Jeff babbled about his military career, starting from his early days in the army, serving in Asia and making his way to his many deployments in the Middle East. Jeff talked for ten minutes, looking into the night, before turning back to Dick Beringer. While he had talked, the man had passed.
Jeff wiped his face, only then realizing that his hand smelled like guts. He sat next to the corpse of Dick Beringer for another fifteen minutes, taking in the smell of death, mingled with the scent of autumn. He needed a little time just to sit. It had been a very bad night.
After there was nothing else to think, Jeff got up and carried the dead men, one by one, over to the fence posts marking the boundary of the Homestead. He leaned one dead man against each post, a warning to others who might trespass.
It was almost dawn, and Jacquelyn sat on a plastic chair in the infirmary, her hands hanging between her legs, staring at Tom’s body. Like a lawn mower that refused to start, she couldn’t get her mind up to speed to accept this latest piece of information.
Her husband was dead. He had been shot by one of the Homestead’s own men. Nobody would tell her who.
It was information, like numbers in a column on a massive spreadsheet that she couldn’t begin to understand. It didn’t help that she hadn’t slept and it was six in the morning.
The kids were asleep in the bunkhouse. How was she going to tell them their father was dead? She needed someone to give her the words because she wasn’t coming up with anything.
Kids, your daddy’s gone to heaven…
She and Tom hadn’t made religion a priority. Talking about heaven wouldn’t mean anything to the kids.
Kids, your daddy died last night protecting us…
What would happen when they found out he had been killed by another Homestead man by accident?

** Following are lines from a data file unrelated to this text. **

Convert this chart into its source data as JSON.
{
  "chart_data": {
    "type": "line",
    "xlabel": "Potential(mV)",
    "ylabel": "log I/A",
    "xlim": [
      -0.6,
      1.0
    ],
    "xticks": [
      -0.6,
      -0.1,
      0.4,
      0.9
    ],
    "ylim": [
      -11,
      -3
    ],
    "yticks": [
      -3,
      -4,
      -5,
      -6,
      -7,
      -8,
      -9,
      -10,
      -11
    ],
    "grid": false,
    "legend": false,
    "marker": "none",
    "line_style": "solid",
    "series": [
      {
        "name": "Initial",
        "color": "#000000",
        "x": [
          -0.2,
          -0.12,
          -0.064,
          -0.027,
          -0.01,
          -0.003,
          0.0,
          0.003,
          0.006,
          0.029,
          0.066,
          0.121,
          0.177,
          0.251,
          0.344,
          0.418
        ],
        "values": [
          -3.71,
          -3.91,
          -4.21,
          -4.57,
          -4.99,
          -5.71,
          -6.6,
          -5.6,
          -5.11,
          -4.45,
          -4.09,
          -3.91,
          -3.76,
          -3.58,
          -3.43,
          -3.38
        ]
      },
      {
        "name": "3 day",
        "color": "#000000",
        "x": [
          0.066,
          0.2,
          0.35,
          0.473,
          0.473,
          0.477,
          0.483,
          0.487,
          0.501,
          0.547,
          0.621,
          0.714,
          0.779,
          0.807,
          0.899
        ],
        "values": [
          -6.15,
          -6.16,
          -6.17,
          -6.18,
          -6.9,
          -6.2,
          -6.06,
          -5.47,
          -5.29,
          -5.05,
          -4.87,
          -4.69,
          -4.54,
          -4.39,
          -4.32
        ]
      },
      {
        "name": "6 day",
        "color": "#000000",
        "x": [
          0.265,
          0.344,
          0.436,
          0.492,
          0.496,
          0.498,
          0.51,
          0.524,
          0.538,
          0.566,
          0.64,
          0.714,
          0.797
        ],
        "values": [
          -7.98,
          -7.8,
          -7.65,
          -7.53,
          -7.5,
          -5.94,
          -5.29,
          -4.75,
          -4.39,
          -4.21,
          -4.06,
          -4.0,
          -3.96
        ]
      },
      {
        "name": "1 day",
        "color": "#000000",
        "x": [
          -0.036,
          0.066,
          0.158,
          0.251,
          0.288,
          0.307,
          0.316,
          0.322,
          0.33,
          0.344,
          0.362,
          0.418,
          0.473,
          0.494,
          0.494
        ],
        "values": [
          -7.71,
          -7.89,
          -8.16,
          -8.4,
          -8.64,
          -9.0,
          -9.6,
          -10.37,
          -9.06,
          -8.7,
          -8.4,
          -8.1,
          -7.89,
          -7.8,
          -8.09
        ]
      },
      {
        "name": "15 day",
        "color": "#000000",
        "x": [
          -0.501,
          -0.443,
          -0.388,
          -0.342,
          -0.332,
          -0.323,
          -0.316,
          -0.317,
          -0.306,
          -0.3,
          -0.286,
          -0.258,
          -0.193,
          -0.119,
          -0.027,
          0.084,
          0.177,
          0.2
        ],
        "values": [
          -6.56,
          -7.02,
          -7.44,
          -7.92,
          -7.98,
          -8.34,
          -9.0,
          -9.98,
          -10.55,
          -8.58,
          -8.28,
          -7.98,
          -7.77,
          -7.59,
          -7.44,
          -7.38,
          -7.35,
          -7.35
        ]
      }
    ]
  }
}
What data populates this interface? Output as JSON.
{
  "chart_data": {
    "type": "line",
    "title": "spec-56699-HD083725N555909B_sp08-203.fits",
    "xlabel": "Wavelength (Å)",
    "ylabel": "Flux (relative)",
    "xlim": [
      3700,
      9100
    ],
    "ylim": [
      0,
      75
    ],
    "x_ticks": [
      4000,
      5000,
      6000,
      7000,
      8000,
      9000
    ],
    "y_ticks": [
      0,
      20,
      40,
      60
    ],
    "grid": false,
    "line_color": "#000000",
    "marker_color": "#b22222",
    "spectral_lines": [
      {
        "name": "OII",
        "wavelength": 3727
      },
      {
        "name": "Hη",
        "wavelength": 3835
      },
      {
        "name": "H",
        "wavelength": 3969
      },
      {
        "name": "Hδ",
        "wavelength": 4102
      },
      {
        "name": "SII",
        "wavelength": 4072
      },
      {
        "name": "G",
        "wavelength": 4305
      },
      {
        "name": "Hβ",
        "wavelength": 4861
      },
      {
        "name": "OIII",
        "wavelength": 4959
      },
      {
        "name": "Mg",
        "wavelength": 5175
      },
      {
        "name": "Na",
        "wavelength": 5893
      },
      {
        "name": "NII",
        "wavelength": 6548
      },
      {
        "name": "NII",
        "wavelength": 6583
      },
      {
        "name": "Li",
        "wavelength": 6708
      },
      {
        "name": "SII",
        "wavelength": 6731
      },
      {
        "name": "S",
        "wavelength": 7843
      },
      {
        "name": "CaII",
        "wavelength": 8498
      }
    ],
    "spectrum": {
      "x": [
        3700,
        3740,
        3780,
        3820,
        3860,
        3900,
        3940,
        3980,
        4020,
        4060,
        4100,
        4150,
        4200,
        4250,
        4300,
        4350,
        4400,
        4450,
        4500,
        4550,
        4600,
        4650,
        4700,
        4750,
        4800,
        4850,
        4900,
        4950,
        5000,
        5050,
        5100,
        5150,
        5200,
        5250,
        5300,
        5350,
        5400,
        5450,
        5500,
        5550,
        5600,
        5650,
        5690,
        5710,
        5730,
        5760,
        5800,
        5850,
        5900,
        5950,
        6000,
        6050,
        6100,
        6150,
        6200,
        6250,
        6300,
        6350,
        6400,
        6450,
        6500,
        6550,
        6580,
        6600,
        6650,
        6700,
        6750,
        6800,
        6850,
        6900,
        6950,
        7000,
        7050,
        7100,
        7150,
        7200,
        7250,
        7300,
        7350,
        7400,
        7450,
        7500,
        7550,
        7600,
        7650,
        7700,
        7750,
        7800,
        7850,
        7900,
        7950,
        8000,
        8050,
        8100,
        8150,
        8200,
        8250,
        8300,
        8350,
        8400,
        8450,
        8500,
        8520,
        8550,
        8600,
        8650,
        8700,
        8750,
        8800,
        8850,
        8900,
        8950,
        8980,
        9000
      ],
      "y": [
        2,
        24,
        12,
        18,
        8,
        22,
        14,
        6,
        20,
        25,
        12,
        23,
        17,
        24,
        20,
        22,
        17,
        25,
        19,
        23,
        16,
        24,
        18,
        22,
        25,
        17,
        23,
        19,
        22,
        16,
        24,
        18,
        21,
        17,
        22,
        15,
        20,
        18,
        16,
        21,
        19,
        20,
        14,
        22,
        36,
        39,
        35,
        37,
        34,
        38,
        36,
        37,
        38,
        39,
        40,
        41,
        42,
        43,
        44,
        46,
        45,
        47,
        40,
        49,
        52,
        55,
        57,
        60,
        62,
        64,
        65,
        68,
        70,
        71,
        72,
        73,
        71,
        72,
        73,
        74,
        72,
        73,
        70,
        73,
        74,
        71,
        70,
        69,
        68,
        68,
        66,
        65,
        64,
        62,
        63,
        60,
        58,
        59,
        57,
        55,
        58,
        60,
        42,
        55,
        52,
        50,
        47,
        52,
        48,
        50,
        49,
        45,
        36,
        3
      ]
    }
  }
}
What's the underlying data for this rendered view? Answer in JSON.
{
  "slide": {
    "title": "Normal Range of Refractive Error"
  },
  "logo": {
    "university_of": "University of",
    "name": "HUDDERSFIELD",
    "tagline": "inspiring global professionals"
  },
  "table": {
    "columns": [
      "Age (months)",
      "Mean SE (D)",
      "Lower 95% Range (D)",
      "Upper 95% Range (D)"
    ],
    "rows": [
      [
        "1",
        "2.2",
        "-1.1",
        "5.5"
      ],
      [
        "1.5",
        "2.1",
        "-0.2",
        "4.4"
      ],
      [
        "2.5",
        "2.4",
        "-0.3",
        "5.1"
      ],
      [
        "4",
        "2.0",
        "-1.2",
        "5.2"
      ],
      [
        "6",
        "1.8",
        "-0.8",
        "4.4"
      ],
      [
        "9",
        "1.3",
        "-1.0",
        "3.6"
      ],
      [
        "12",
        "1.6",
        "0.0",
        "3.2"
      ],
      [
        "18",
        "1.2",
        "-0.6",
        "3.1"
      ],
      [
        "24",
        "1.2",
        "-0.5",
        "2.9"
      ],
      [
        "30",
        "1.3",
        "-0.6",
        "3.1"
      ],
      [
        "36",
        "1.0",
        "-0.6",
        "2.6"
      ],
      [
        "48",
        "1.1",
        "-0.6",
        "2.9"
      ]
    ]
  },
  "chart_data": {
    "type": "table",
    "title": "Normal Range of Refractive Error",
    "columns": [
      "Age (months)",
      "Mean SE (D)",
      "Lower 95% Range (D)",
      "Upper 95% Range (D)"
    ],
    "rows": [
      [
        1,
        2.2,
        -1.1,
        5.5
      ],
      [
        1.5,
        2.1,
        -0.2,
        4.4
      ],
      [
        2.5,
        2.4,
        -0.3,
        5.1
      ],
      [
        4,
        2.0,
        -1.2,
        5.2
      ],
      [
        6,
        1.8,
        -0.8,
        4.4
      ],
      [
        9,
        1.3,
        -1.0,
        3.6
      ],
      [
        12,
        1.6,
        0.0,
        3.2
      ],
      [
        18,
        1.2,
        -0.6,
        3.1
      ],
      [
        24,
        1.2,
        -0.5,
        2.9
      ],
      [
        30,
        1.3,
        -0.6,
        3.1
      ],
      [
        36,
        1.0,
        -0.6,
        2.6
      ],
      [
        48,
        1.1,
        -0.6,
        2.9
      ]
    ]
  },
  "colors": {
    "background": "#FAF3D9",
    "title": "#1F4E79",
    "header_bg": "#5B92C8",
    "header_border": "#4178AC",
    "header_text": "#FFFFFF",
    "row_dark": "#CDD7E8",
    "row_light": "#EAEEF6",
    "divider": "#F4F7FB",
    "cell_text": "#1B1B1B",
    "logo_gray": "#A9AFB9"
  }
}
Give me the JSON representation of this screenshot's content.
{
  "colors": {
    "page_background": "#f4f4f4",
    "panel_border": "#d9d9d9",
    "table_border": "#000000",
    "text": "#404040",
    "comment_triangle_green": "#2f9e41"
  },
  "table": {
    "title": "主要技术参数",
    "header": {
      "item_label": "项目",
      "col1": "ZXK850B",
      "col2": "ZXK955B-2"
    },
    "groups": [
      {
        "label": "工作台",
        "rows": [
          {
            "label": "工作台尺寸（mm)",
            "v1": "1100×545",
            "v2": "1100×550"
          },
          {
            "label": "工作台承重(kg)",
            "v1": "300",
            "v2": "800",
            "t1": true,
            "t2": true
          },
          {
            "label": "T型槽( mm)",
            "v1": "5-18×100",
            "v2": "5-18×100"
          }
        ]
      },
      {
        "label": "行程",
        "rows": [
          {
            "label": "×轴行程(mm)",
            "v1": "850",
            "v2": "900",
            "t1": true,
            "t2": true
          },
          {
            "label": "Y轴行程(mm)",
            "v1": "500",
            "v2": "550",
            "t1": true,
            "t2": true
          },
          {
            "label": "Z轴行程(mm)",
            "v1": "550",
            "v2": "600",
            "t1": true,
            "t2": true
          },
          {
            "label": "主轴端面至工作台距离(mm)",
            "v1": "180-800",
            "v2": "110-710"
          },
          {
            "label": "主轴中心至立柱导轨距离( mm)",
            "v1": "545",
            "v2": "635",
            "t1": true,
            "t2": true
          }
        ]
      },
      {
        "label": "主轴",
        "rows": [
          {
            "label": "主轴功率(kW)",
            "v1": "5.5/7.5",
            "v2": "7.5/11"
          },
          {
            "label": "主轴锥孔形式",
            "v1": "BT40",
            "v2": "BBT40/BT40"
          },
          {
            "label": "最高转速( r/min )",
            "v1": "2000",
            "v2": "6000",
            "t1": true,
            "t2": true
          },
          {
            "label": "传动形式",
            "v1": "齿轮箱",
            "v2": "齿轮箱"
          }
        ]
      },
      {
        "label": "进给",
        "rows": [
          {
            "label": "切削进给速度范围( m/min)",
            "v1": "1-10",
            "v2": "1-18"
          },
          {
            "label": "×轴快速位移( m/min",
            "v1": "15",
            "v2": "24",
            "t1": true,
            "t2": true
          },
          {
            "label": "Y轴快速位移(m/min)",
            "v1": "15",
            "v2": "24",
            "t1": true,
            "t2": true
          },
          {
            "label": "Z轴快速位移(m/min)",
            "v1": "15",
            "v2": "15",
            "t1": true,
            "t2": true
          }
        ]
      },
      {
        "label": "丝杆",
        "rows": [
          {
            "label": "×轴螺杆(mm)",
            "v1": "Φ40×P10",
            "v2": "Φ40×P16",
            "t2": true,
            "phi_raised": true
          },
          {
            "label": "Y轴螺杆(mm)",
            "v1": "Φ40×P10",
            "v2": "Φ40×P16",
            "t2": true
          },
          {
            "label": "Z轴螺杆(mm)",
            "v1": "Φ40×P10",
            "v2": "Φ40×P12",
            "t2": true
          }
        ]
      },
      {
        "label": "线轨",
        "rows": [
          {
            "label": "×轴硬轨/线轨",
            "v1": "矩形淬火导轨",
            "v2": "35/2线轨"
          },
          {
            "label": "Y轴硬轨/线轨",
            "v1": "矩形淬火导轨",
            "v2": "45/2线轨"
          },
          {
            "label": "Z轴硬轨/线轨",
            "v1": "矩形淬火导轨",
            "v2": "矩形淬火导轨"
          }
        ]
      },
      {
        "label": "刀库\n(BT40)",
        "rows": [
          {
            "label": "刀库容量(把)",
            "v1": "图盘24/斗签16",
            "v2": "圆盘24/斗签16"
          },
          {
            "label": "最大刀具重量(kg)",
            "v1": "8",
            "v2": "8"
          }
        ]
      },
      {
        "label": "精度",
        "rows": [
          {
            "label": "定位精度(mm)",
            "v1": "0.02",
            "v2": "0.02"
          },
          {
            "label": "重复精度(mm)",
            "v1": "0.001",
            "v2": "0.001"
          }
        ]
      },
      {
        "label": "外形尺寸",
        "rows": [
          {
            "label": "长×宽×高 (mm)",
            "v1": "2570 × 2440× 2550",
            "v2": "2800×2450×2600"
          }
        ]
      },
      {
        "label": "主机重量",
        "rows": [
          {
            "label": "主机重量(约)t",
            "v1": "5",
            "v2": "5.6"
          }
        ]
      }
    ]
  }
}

Kids, I’m falling apart, and I’m not capable of being your mommy anymore because your daddy is dead, and I don’t have the faintest clue what to do next…
Oh, my sweet lord. She could not, would not, make this worse for them. But Tom’s death would change them, and not for the better. They would break, each in some fundamental way, and then spend the rest of their lives trying to heal that wound. She had seen it over and over again as a therapist. Less than an hour from now, her kids would receive a shock they could not bear, and their sweet, innocent minds would rip, and blackness would flow into the wounds, forever darkening their lives.
Oh, God, why?
Her mind turned again to God, even though she didn’t really believe in Him. So why did she keep thinking about Him as though He were gravity pulling her at every turn.
Oh, God, be with my children. Make the wounds such that they can heal. I know the wounds will be deep, but make them not so deep as to forever scar.
There she was again, praying to a God she didn’t know existed.
Give me the words. Give me the heart. Carry me and hold them as I tell them their father is lying on a plastic table, lifeless forever.
And then she felt God around her like a blanket. Or maybe it was the universe. It was something. Whatever it was, she felt not-alone for a moment.
It will be okay.
From the bottom of her soul, she cried for her children. Then she cried for herself. Then she cried for this simple, honest man who only ever meant to be a good man.
It will be okay.
Oh, God, please be real and please make it okay.
Jacquelyn gathered herself and headed to the bunkhouse to see if her children were awake. Maybe they would still be asleep, and maybe she could spend a few minutes with them in bed, just smelling their hair.
If she could have that, she could make it through this day.